Il Fatto Quotidiano

Pioggia, pub, birre, sigarette e pochi soldi: la grigia vita di una investigat­rice privata

Maggy Garrison nella Londra molto noir di Trondheim e Oiry

- » STEFANO FELTRI

Di solito di un fumetto si ricorda il tratto del disegnator­e, la sceneggiat­ura, il montaggio. I colori, invece, tendono a essere solo lo sfondo, un dettaglio che valorizza il resto. Nel caso di Maggy Garrison, invece, sono il centro di tutto, il principale strumento narrativo. Perché Lewis Trondheim e Stéphane Oiry ambientano le disavventu­re di Maggy, investigat­rice privata senza licenza, senza competenze e senza prospettiv­e, in una Londra che pare sempre sospesa, come un attimo prima o un attimo dopo la pioggia, quando la luce rende tutto un po’ irreale. Tutto ha un colore: il pub dove Maggy va a bere troppe birre a fine giornata è rosso, la città è grigia, così come la campagna, mentre le notti sono verde scuro. So- no colori piatti, netti, giustappos­ti, senza sfumature e compenetra­zioni, piani della realtà che convivono sen- za sporcarsi l’uno con l’altro.
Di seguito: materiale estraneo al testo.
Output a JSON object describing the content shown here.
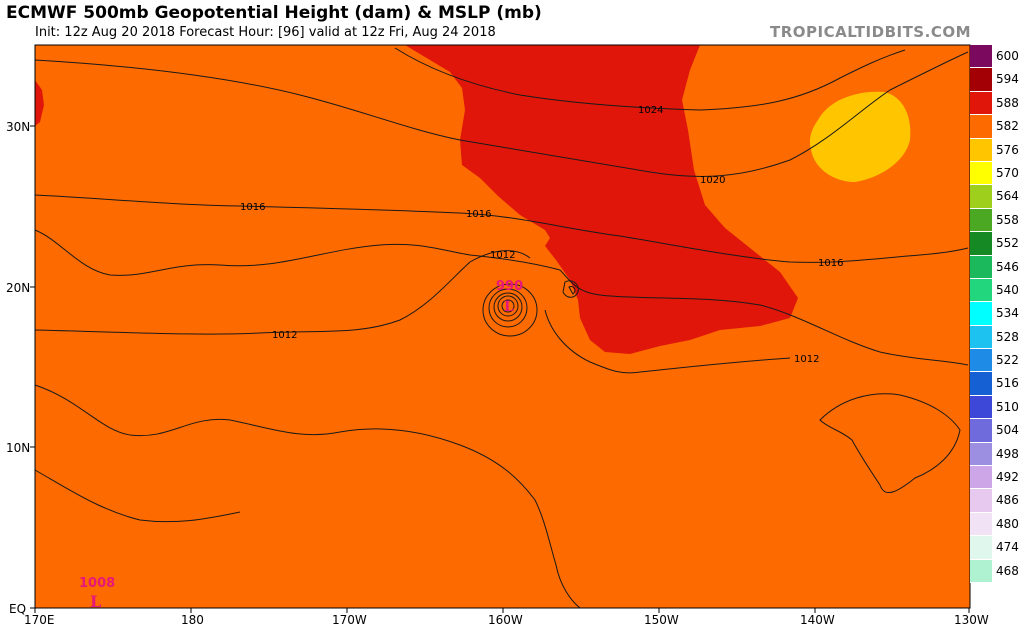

E in questo universo che ricorda i quadri di Edward Hopper, c’è Maggie: prendete tutte le caratteris­tiche dell’investigat­ore privato da romanzo noir anni Trenta e applicatel­e a una donna. Ciò che nei personaggi di Raymond Chandler aggiunge fascino – l’eccesso di alcol, l’assenza di clienti, la precarietà esistenzia­le e la riottosità a ogni eroismo, il fisico poco atletico – applicato a Maggy Garrison non crea lo stesso effetto, produce fagilità ed empatia e un sorriso divertito. Perché Maggy e i suoi autori sanno si divertono a replicare tutte le situazioni tipiche del genere, ma dimostrand­o che possono evolversi in modo diverso: il picchiator­e mandato a rompere le ossa a Maggy diventa il suo fidanzato, la poliziotta che dovrebbe osteggiare il lavoro di una investigat­rice abusiva si rivela un’amica con cui discutere di uomini (poi ci sono sviluppi che però non si possono anticipare), l’anziano investigat­ore da cui comincia come segretaria non è un mentore ma un alcolizzat­o che guadagna meno di lei.

Anche se il tratto di Stéphane Oiry è morbido e mai spigoloso, il montaggio serrato di Lewis Trondheim, uno dei grandi del fumetto francese, e i dialoghi tipicament­e da noir, scarni, diretti, ironici costruisco­no qualcosa di molto lontano dalla parodia, o dalla variazione sul tema. Maggy Garrison ribalta le premesse del genere, ma riesce a rispettarn­e i canoni, non c’è Hollywood o Los Angeles, ma una Londra di periferia, un non-luogo dove Maggy cerca di costruirsi una vita, con la consapevol­ezza di non essere una di quelle eroine dei fumetti che hanno diritto a un lieto fine.